Litigation and investigations create angst for business executives because of how they impact the bottom-line. In large part, this comes from the cost and time required to analyze data during discovery—a process known as document review—which often takes up most of the discovery budget. However, a spectrum of tools exists that accelerates document review, significantly reducing cost and time by as much as 70 percent to 80 percent. As a result, it is important to consider this spectrum before deciding how to conduct a review.

For now, the spectrum includes:

  • Email threading
  • Enhanced linear review
  • Clustering
  • Technology-assisted review

In this article, we will discuss this spectrum of solutions, explain their ideal use-cases, and identify the strengths and weaknesses for each approach.

The old-school way of reviewing documents was linear,  looking at each document to assess it for relevance and privilege. This approach made sense because the cost and time it took to assess each document seemed justified by the risks it was perceived to manage. With the creation of computers, PDAs and other methods for conducting business electronically, the sheer volume of potentially-relevant information in most cases has made this manner of review ineffective. In addition, the solutions addressed herein have also made this manner of reviewing documents passé.

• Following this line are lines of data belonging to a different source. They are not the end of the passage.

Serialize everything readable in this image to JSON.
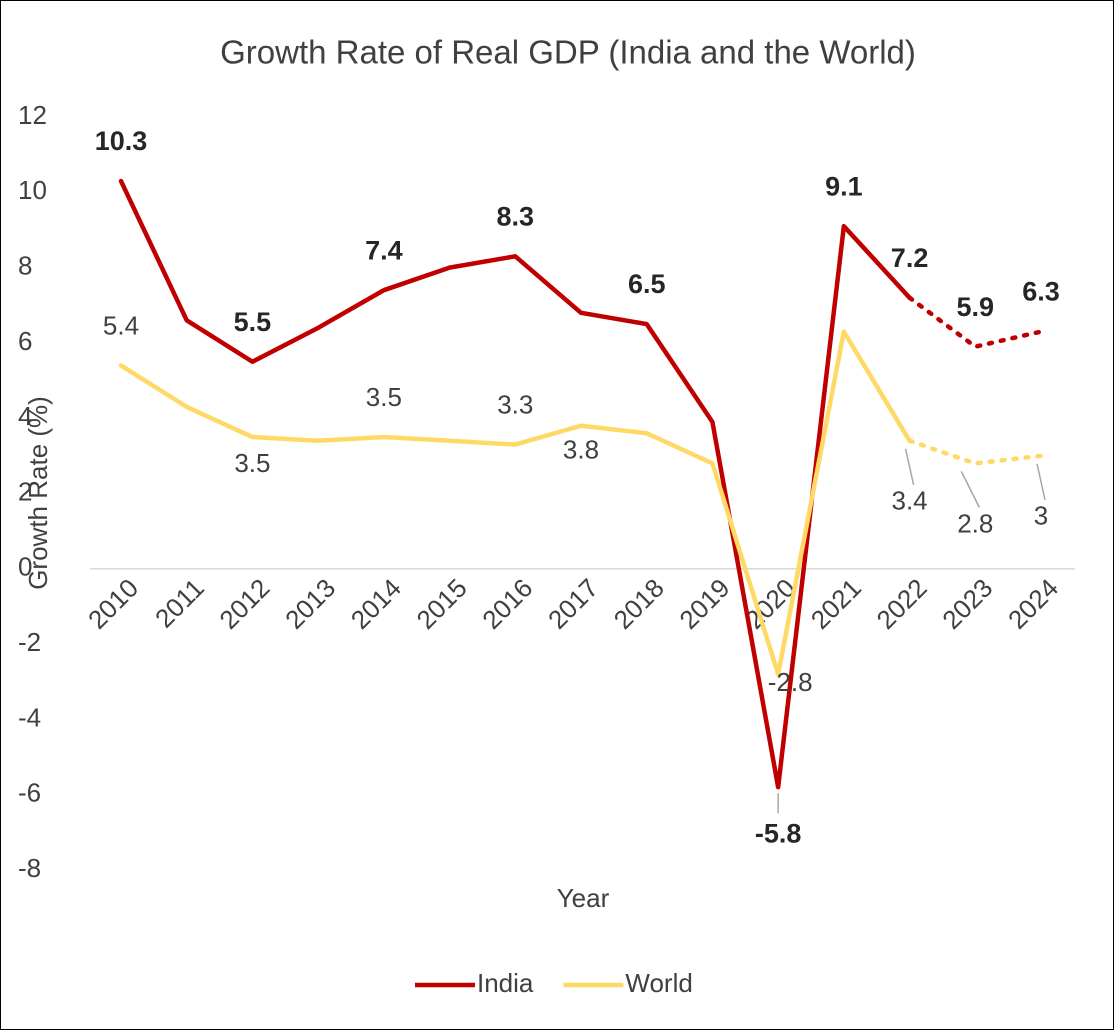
{
  "chart_data": {
    "type": "line",
    "title": "Growth Rate of Real GDP (India and the World)",
    "x_label": "Year",
    "y_label": "Growth Rate (%)",
    "categories": [
      "2010",
      "2011",
      "2012",
      "2013",
      "2014",
      "2015",
      "2016",
      "2017",
      "2018",
      "2019",
      "2020",
      "2021",
      "2022",
      "2023",
      "2024"
    ],
    "series": [
      {
        "name": "India",
        "color": "#c00000",
        "dotted_from_index": 12,
        "values": [
          10.3,
          6.6,
          5.5,
          6.4,
          7.4,
          8.0,
          8.3,
          6.8,
          6.5,
          3.9,
          -5.8,
          9.1,
          7.2,
          5.9,
          6.3
        ],
        "value_labels": [
          "10.3",
          null,
          "5.5",
          null,
          "7.4",
          null,
          "8.3",
          null,
          "6.5",
          null,
          "-5.8",
          "9.1",
          "7.2",
          "5.9",
          "6.3"
        ]
      },
      {
        "name": "World",
        "color": "#ffd966",
        "dotted_from_index": 12,
        "values": [
          5.4,
          4.3,
          3.5,
          3.4,
          3.5,
          3.4,
          3.3,
          3.8,
          3.6,
          2.8,
          -2.8,
          6.3,
          3.4,
          2.8,
          3
        ],
        "value_labels": [
          "5.4",
          null,
          "3.5",
          null,
          "3.5",
          null,
          "3.3",
          "3.8",
          null,
          null,
          "-2.8",
          null,
          "3.4",
          "2.8",
          "3"
        ]
      }
    ],
    "ylim": [
      -8,
      12
    ],
    "yticks": [
      -8,
      -6,
      -4,
      -2,
      0,
      2,
      4,
      6,
      8,
      10,
      12
    ],
    "legend": "bottom"
  }
}
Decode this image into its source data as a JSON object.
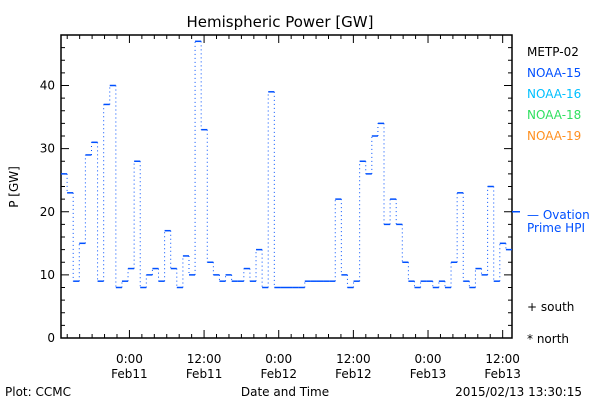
{
  "chart_data": {
    "type": "line",
    "title": "Hemispheric Power [GW]",
    "ylabel": "P [GW]",
    "xlabel": "Date and Time",
    "ylim": [
      0,
      48
    ],
    "yticks": [
      0,
      10,
      20,
      30,
      40
    ],
    "xticks": [
      {
        "hour": 11,
        "l1": "0:00",
        "l2": "Feb11"
      },
      {
        "hour": 23,
        "l1": "12:00",
        "l2": "Feb11"
      },
      {
        "hour": 35,
        "l1": "0:00",
        "l2": "Feb12"
      },
      {
        "hour": 47,
        "l1": "12:00",
        "l2": "Feb12"
      },
      {
        "hour": 59,
        "l1": "0:00",
        "l2": "Feb13"
      },
      {
        "hour": 71,
        "l1": "12:00",
        "l2": "Feb13"
      }
    ],
    "x_hours_range": [
      0,
      72.5
    ],
    "series": [
      {
        "name": "NOAA-15",
        "color": "#0050ff",
        "values": [
          26,
          23,
          9,
          15,
          29,
          31,
          9,
          37,
          40,
          8,
          9,
          11,
          28,
          8,
          10,
          11,
          9,
          17,
          11,
          8,
          13,
          10,
          47,
          33,
          12,
          10,
          9,
          10,
          9,
          9,
          11,
          9,
          14,
          8,
          39,
          8,
          8,
          8,
          8,
          8,
          9,
          9,
          9,
          9,
          9,
          22,
          10,
          8,
          9,
          28,
          26,
          32,
          34,
          18,
          22,
          18,
          12,
          9,
          8,
          9,
          9,
          8,
          9,
          8,
          12,
          23,
          9,
          8,
          11,
          10,
          24,
          9,
          15,
          14
        ]
      }
    ],
    "ovation": {
      "label1": "— Ovation",
      "label2": "Prime HPI",
      "value": 20
    },
    "legend": [
      {
        "name": "METP-02",
        "color": "#000000"
      },
      {
        "name": "NOAA-15",
        "color": "#0050ff"
      },
      {
        "name": "NOAA-16",
        "color": "#00c0ff"
      },
      {
        "name": "NOAA-18",
        "color": "#30e060"
      },
      {
        "name": "NOAA-19",
        "color": "#ff9020"
      }
    ],
    "markers": {
      "south": "+ south",
      "north": "* north"
    }
  },
  "footer": {
    "left": "Plot: CCMC",
    "center": "Date and Time",
    "right": "2015/02/13 13:30:15"
  }
}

Most employees communicate electronically, making email a significant category of ‘documents’ in litigation. In addition, email conversations are often repetitive. As a result, the first thing to do to accelerate review is identify these redundant emails and tag them. This is done by a process called email threading whereby emails within a conversation are grouped and only the most inclusive email is reviewed. This entire thread of emails is then tagged consistently across the conversation. As a result, both the time needed to review this category of documents and its costs are reduced, sometimes by as much as 50 percent. Email threading can also be used with other technologies to accelerate the document review process further, particularly in cases that have other language redundancies as described below.

An option that recognizes this is enhanced linear review. This solution presents documents to reviewers electronically, making it much easier to identifying redundancy in them. A number of solutions offer this feature, but a few are more intuitive than others. Hence, the time required to train your reviewers and get them started is minimal.

Another way of accelerating document review is by clustering technology. This process uses text analytics to index all of the words in the data set and then assess the frequency with which these words appear. The system makes another assessment of the proximity that these words appear next to each other and uses both of these measures to determine the relevance of the documents to rank them in clusters. It then derives labels based on the predominant key words within each grouping.

One key benefit of clustering is that it organizes the data set objectively, without preconceptions, which is helpful in exposing unexpected information that can help or hurt a case. This factor is particularly helpful when reviewing production sets since it can give you a much quicker idea of what the opposing party has produced to you.

Last, but not least, is technology-assisted review (TAR). We have read a great deal about how TAR can hyper-accelerate document review, particularly in cases that involve a significant amount of data, require document review to be completed quickly or both.

The two categories of TAR include artificial intelligence-based TAR and language-based TAR. The most significant benefit of these approaches is to hyper-accelerate review, saving a great deal of time and money relative to linear review. To determine which approach is most appealing depends on the time available to train the application, and the need for transparency across the process.

Since artificial intelligence-based TAR identifies relevant documents by computer, its ability to understand context is driven by the information provided to it. Hence, greater attention should be given to the training set used to identify these documents. Generally, this means that enough time must exist to read about 10,000 documents to train the system.

Conversely, if the data set contains complex semantic patterns, use language-based TAR. Because it leverages human decision-making rather than a computer to identify relevant documents, this language-based approach is better able to recognize these semantic patterns and how they can contain relevant information. This process also provides greater transparency because the decisions are made by humans rather than by an artificial intelligence system. Lastly, language-based TAR is also preferable when the re-use of the decisions made in the initial review could be used across subsequent, similar matters to further expedite the review process.

A best practice to accelerate document review is to include the entire spectrum in your toolkit. Few cases are similar enough in volume, data type and the like to justify always relying on one approach. As a consequence, make it a practice to consider these options with each case. Lastly, include a document review expert to facilitate this analysis who is also tasked with documenting the decision-making process, as well. Each of these steps will enhance the likelihood that the document review is a time and cost-effective as it can possibly be.